Thinking of pocket carrying this's one ?


----------



## berettatoter (Sep 1, 2011)

pic said:


> Thinking of pocket carrying this's one ?


Well, I supposed I could with the shorter magazine and with a couple pairs of my pants, but not most of them. This one would really push the "pocket carry" envelope. Guess that's why my G42 gets carried so much, throughout the week.


----------



## Steven (Mar 2, 2012)

Nice looking pistol. I opted for the EZ-9 this time. Old age and arthritis makes racking the slide difficult but the EZ fixes that problem I think the 2.0 has a better trigger unfortunately neither fit in my pockets so I made an OWB holster for it.

Good luck and good shooting. Smith & Wesson makes a gun for all your needs.


----------



## SouthernBoy (Jun 27, 2007)

FWIW, had you considered their new M&P 8 Shield Plus?

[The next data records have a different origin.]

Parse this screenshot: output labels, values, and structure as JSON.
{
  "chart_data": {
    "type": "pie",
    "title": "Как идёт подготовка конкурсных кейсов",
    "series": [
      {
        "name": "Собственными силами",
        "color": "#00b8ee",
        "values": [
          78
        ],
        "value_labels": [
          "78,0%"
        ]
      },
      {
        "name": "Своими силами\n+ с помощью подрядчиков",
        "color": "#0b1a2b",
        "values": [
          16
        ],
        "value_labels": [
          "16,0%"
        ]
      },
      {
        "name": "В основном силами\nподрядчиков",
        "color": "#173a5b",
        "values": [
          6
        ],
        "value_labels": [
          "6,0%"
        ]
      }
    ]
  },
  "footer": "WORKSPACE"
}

Really fine example of the Shield taken a few steps further towards the perfect subcompact carry pistol.


----------



## berettatoter (Sep 1, 2011)

Steven said:


> Nice looking pistol. I opted for the EZ-9 this time. Old age and arthritis makes racking the slide difficult but the EZ fixes that problem I think the 2.0 has a better trigger unfortunately neither fit in my pockets so I made an OWB holster for it.
> 
> Good luck and good shooting. Smith & Wesson makes a gun for all your needs.


Your right about that. The slide on these are difficult to rack, but I can still do it easy enough.


----------



## berettatoter (Sep 1, 2011)

SouthernBoy said:


> FWIW, had you considered their new M&P 8 Shield Plus? Really fine example of the Shield taken a few steps further towards the perfect subcompact carry pistol.


Yeah, I would love to have the plus, but I need to save up some more money to get that one. They are not as affordable as the first or second generation Shields. 

Besides, if I need more than two 8 round magazines, I better hope the cavalry shows up soon!


----------



## BigHead (Jul 5, 2015)

You da man!


----------